Hening kembali tercipta, keduanya memilih untuk menikmati momen di mana matahari yang mulai menampakkan pesonanya. Perlahan-lahan, udara sedingin es di kutub utara menjadi sedikit lebih hangat.
Sasuke kini terlihat sibuk. Sibuk memperhatikan wajah cantik milik seorang gadis yang duduk tepat di sebelahnya. Meski hanya dari sisi, Sasuke bisa melihat dengan jelas kilau indah di sepasang emerald milik Sakura.
Sakura dan sinar mentari pagi adalah hal terindah yang pernah Sasuke lihat.
Menakjubkan.
Satu dari sekian banyak kata yang mampu menggambarkan apa yang tersaji di depan mata Sasuke saat ini. Bahkan, warna-warni bunga yang bermekaran saat musim semi tak mampu mengalahkan keindahannya.
Ini ... benar-benar sempurna.
"Kenapa? Apa aku cantik?"
Pertanyaan tiba-tiba dari Sakura, juga tatapan penuh selidik yang dilayangkan perempuan musim semi itu membuat Sasuke meringis. Entah sadar atau tidak— tapi sepertinya tidak, Sasuke malah sibuk memperhatikan Sakura, bukan matahari terbit di ufuk timur sana. Dengan gerakan kaku, Sasuke mengusap tengkuknya, merasa sedikit salah tingkah dan juga... malu? Mungkin iya, Sasuke tidak ingin mengelak.
"Apa aku harus menjawabnya?" Sasuke mengangkat bahu sesantai mungkin.
"Kurasa, ya. Semua wanita akan senang jika ada yang menyebut dirinya cantik."
"Kau juga?"
"Sakura mengangguk disertai senyum tertahan. "Jadi, apa aku cantik?"
Sasuke tersenyum. "Jawaban seperti apa yang ingin kau dengar dariku?"
Sakura meletakkan gelas berisi cokelat panasnya di atas pasir. Membuat pose seolah-olah tengah berpikir dengan keras. "Kurasa, kau akan mengatakan jika aku cantik."
Jawaban Sakura sangat melenceng dari apa pertanyaan yang Sasuke berikan. Namun entah kenapa berhasil membuat sudut bibir Sasuke semakin terangkat lebih lebar dari sebelumnya.

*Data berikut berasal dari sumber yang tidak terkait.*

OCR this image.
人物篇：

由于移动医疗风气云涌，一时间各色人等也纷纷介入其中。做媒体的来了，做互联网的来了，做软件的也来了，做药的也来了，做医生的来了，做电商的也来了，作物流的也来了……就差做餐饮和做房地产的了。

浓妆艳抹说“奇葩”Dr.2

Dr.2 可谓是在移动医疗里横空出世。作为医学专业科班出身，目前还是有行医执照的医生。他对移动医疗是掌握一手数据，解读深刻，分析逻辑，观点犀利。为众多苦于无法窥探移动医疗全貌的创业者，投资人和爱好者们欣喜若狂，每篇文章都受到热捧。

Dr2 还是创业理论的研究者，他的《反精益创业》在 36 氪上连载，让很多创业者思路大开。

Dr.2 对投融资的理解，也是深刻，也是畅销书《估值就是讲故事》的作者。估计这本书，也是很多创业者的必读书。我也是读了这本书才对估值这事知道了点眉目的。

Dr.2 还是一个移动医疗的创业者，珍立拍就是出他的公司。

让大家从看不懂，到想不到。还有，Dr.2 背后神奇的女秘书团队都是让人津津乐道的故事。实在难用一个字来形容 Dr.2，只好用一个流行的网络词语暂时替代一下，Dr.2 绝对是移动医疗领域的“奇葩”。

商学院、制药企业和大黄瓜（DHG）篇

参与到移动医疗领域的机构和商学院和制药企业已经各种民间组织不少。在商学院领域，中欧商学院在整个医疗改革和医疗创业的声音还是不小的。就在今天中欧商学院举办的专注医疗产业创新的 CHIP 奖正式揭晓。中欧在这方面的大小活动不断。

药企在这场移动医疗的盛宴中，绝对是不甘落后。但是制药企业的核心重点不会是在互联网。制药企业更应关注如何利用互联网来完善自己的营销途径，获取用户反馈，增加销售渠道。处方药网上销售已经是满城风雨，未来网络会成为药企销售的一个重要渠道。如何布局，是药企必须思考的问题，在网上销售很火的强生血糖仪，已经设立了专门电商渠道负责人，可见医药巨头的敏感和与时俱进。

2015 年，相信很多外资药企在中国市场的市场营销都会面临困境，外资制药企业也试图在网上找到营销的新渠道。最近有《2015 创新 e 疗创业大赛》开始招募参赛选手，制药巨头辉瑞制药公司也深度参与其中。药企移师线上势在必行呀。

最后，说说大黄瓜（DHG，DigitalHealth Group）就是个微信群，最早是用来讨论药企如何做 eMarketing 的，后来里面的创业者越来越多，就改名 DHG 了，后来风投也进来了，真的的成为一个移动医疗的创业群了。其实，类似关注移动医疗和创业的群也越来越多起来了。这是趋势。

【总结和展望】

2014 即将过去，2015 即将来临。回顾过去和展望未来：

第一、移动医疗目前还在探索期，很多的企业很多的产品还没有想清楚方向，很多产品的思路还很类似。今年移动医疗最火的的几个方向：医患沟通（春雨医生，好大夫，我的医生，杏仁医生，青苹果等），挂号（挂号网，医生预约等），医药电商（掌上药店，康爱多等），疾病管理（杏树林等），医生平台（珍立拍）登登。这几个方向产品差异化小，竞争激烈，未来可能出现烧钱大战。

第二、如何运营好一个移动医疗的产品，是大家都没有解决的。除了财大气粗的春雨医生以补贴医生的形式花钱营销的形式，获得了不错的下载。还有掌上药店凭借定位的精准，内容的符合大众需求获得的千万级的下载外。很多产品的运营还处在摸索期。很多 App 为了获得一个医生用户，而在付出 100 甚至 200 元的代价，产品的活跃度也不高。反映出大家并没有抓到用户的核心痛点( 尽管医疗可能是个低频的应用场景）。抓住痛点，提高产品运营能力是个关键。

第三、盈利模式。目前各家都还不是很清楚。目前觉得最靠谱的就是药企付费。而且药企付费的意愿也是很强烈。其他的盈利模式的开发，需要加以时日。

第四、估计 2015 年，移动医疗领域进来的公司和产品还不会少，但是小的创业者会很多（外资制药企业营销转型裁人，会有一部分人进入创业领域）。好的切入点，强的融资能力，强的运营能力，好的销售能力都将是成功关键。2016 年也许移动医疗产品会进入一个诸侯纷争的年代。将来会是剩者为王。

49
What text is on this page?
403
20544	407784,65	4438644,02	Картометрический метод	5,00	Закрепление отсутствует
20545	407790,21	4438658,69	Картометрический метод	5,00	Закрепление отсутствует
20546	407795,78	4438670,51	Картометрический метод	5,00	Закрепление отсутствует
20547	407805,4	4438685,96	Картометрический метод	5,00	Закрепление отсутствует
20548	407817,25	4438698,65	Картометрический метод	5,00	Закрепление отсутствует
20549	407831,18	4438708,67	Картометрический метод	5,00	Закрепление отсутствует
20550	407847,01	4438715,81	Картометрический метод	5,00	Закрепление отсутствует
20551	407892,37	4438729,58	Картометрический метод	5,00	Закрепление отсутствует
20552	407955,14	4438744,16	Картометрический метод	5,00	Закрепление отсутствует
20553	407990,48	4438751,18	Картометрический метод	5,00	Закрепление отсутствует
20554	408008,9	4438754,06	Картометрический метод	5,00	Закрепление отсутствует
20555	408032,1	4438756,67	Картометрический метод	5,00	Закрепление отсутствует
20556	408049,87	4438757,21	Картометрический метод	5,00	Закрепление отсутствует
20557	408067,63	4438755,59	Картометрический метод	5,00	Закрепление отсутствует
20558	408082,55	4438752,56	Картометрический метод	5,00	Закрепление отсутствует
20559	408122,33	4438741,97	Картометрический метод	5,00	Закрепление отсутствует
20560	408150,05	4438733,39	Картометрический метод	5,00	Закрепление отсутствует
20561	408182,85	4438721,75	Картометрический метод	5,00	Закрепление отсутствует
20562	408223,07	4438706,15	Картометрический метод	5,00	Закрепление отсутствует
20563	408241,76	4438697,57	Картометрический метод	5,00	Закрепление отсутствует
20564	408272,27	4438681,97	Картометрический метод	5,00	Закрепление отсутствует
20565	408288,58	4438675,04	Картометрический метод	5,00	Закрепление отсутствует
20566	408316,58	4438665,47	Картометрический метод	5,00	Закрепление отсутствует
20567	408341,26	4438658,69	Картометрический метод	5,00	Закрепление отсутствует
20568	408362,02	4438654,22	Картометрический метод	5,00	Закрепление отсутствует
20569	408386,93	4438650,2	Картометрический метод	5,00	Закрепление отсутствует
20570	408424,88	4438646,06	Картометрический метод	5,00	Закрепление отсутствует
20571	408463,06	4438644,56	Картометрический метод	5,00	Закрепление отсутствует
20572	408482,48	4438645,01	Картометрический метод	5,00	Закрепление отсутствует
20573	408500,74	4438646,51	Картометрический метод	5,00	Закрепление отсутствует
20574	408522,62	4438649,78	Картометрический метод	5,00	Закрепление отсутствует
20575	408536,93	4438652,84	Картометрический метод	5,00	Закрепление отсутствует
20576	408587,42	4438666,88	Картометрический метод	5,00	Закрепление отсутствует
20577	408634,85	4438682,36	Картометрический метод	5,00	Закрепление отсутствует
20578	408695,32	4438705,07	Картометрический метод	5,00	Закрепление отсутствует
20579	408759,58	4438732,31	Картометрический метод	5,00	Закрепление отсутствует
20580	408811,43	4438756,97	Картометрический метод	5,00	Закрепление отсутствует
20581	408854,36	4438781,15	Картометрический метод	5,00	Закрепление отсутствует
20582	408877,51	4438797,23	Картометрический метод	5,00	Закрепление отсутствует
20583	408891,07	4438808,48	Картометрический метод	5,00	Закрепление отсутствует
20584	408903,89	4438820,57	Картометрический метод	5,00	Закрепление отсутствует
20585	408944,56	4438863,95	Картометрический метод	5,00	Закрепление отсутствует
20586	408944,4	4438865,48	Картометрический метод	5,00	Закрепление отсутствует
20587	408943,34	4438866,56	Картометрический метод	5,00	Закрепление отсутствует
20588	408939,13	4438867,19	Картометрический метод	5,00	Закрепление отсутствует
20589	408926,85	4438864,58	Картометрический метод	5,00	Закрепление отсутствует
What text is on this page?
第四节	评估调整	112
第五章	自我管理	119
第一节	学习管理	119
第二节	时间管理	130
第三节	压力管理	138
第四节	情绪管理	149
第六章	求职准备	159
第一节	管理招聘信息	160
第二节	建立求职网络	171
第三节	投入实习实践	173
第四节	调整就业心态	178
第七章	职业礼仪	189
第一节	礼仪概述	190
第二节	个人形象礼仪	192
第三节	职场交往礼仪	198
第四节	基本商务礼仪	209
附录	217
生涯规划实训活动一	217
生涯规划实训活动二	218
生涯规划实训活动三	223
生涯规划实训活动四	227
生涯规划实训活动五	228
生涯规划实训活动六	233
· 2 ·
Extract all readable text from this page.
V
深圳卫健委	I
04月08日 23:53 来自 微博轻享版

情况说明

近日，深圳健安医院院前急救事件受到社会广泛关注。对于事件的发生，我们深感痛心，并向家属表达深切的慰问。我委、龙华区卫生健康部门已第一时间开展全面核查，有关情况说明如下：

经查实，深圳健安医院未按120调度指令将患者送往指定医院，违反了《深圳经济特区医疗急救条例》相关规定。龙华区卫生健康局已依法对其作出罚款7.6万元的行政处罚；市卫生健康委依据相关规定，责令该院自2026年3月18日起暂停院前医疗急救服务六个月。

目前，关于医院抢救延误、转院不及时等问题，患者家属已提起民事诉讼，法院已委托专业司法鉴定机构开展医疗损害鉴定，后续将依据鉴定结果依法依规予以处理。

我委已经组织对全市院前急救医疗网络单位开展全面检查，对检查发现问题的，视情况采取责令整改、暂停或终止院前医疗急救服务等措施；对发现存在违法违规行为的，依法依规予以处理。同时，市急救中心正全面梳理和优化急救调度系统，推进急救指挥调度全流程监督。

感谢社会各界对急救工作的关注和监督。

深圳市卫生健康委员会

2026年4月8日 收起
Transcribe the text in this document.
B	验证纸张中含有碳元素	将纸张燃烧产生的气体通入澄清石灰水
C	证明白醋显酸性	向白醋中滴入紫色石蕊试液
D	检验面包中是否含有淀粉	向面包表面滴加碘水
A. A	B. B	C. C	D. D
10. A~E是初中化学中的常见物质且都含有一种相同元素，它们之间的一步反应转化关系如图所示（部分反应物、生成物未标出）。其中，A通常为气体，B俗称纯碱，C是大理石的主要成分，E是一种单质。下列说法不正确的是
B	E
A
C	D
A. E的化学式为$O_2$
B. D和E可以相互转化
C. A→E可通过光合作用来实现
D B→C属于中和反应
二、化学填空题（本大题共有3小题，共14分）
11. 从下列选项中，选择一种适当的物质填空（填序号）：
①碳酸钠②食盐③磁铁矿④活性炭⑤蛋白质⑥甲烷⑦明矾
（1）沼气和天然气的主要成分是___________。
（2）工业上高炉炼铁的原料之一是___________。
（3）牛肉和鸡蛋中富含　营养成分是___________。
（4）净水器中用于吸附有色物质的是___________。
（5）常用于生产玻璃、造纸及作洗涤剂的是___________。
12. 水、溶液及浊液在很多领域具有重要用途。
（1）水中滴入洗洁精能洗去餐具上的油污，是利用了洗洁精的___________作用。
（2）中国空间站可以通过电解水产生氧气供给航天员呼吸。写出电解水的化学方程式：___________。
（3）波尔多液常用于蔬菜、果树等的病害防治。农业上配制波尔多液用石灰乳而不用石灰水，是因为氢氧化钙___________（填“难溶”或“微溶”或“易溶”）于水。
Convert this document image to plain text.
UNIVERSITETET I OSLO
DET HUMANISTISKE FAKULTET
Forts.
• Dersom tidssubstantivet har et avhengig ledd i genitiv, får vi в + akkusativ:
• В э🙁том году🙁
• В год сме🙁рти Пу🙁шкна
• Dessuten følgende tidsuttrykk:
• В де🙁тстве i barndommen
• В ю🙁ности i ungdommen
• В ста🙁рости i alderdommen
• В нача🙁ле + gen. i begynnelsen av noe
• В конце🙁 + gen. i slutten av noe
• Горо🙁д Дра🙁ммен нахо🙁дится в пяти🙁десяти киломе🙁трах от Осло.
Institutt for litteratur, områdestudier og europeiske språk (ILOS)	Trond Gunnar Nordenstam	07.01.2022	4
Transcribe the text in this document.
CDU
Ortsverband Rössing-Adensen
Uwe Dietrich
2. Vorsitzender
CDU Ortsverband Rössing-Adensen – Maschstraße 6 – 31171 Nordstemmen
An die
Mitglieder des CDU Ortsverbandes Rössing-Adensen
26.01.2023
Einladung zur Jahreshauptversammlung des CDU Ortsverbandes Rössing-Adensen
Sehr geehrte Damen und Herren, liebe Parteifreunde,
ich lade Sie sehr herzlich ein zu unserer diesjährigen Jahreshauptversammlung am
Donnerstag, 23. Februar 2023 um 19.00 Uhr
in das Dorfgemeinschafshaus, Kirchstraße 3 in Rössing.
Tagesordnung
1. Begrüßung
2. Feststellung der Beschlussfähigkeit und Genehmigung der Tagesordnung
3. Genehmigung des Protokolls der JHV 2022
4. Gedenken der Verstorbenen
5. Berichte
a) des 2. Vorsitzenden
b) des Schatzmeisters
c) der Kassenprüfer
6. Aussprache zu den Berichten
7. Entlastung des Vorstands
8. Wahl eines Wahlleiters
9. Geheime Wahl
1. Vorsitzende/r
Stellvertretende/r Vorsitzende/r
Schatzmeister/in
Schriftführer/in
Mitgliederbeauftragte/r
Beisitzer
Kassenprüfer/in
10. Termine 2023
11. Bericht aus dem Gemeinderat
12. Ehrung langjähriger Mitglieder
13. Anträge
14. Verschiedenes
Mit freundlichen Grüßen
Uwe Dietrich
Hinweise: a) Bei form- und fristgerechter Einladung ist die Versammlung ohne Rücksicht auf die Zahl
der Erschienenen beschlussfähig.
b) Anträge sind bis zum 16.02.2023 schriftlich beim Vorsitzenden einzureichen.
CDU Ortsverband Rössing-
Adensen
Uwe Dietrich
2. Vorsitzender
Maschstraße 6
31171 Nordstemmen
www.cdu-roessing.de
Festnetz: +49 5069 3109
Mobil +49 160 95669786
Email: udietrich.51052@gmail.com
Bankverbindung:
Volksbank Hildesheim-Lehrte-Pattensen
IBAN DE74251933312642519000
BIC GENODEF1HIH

Lesung di kedua pipinya terlihat semakin jelas, hingga kadar ketampanan pemuda yang mempunyai julukan manusia setengah ayam itu bertambah menjadi seratus kali lipat dari yang seharusnya.
"Yah, aku akan menjadi seorang bajingan jika mengatakan kau jelek."
"Hey!"
Sasuke pura-pura mengaduh saat tangan Sakura mendarat manja di lengannya.